Telfer curled his moustaches impatiently.
"Truth has come out of her well at last," he said, with a dash of bitterness, "and has disguised herself in Miss Tressillian's tulle illusion."
Violet colored brighter still.
"Well," she said, quickly, "was it not your decision that we should never waste courtesy on one another? Was not your own desire guerre à outrance?"
"No," answered Telfer, his brow darkening; "that I certainly must deny. I did you injustice, and I offered you an apology. No man could do more than acknowledge he was in the wrong. I offered you the palm-branch once; you were pleased to refuse it. I am not a man, Miss Tressillian, to run the chance of another repulse. My friendship is not so cheap that I shall intrude it where it is undesired." He spoke with a laugh, but his eyes had a grave anger in them that Violet didn't quite relish.
She looked a little bit frightened up at him. The proud, brilliant Tressillian was as pale and quiet as a little child after a good scolding. But she soon rallied, and flashed up haughtier than ever.
"Major Telfer, you make one great error—one very common to your sex. You drop us one day, and take us up the next, and then think that we must be grateful to you for the supreme honor you do us. You are cold to us, absolutely rude, as long as it pleases your lordly will, and then, at the first word of courtesy and kindness, you expect us to rise and make you a révérence in the utmost humiliation and thanksgiving. You men"—and Violet began destroying her bouquet with immense energy—"treat us exactly as a cat will treat a mouse. You yourself, for instance, in a moment's hasty judgment, construed all my actions by the light of your own unjust suspicions, and believing everything, no matter how unfounded, spoke against me to all your acquaintance, and treated me with, as you must admit, but scanty courtesy, for one whom I have heard piques himself on his high breeding. And now, when you discover that your suspicions had no foundation, and your hatred no grounds, you wonder that I find it difficult to be as grateful as you seem to think I should be for your having so kindly misjudged me."

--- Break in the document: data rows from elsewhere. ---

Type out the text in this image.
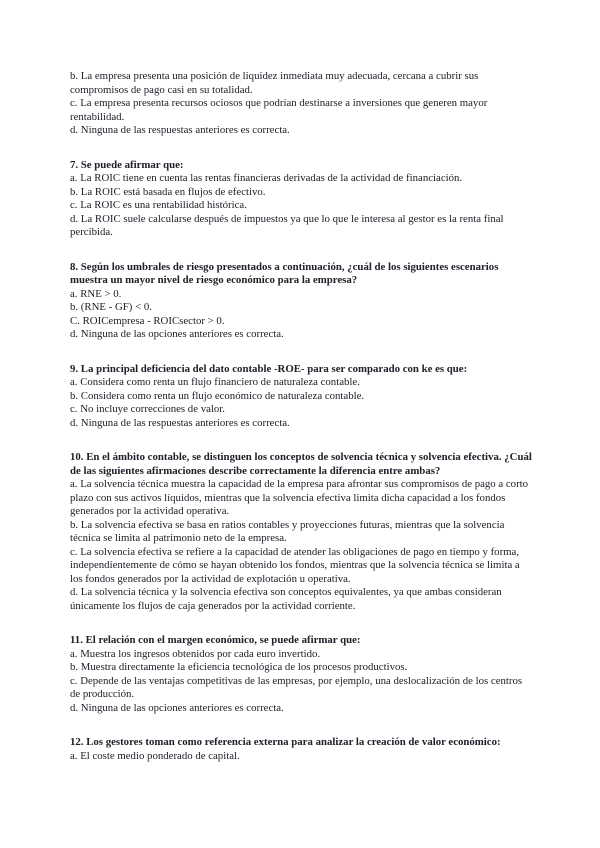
b. La empresa presenta una posición de liquidez inmediata muy adecuada, cercana a cubrir sus compromisos de pago casi en su totalidad.

c. La empresa presenta recursos ociosos que podrían destinarse a inversiones que generen mayor rentabilidad.

d. Ninguna de las respuestas anteriores es correcta.

7. Se puede afirmar que:

a. La ROIC tiene en cuenta las rentas financieras derivadas de la actividad de financiación.

b. La ROIC está basada en flujos de efectivo.

c. La ROIC es una rentabilidad histórica.

d. La ROIC suele calcularse después de impuestos ya que lo que le interesa al gestor es la renta final percibida.

8. Según los umbrales de riesgo presentados a continuación, ¿cuál de los siguientes escenarios muestra un mayor nivel de riesgo económico para la empresa?

a. RNE > 0.

b. (RNE - GF) < 0.

C. ROICempresa - ROICsector > 0.

d. Ninguna de las opciones anteriores es correcta.

9. La principal deficiencia del dato contable -ROE- para ser comparado con ke es que:

a. Considera como renta un flujo financiero de naturaleza contable.

b. Considera como renta un flujo económico de naturaleza contable.

c. No incluye correcciones de valor.

d. Ninguna de las respuestas anteriores es correcta.

10. En el ámbito contable, se distinguen los conceptos de solvencia técnica y solvencia efectiva. ¿Cuál de las siguientes afirmaciones describe correctamente la diferencia entre ambas?

a. La solvencia técnica muestra la capacidad de la empresa para afrontar sus compromisos de pago a corto plazo con sus activos líquidos, mientras que la solvencia efectiva limita dicha capacidad a los fondos generados por la actividad operativa.

b. La solvencia efectiva se basa en ratios contables y proyecciones futuras, mientras que la solvencia técnica se limita al patrimonio neto de la empresa.

c. La solvencia efectiva se refiere a la capacidad de atender las obligaciones de pago en tiempo y forma, independientemente de cómo se hayan obtenido los fondos, mientras que la solvencia técnica se limita a los fondos generados por la actividad de explotación u operativa.

d. La solvencia técnica y la solvencia efectiva son conceptos equivalentes, ya que ambas consideran únicamente los flujos de caja generados por la actividad corriente.

11. El relación con el margen económico, se puede afirmar que:

a. Muestra los ingresos obtenidos por cada euro invertido.

b. Muestra directamente la eficiencia tecnológica de los procesos productivos.

c. Depende de las ventajas competitivas de las empresas, por ejemplo, una deslocalización de los centros de producción.

d. Ninguna de las opciones anteriores es correcta.

12. Los gestores toman como referencia externa para analizar la creación de valor económico:

a. El coste medio ponderado de capital.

As the young lady gave all this forth with much vehemence and spirit, Telfer's lips set, and the blood forced itself through the bronze of his cheeks. He bent towards her till his moustache touched her hair.
"You have no mercy, Violet Tressillian," he said, between his teeth. "Take care that no one is as pitiless to you in return."
She started, and her bouquet fell to the ground. Telfer gave it her back without looking at her, and turned round to an Austrian with his usual impassive air.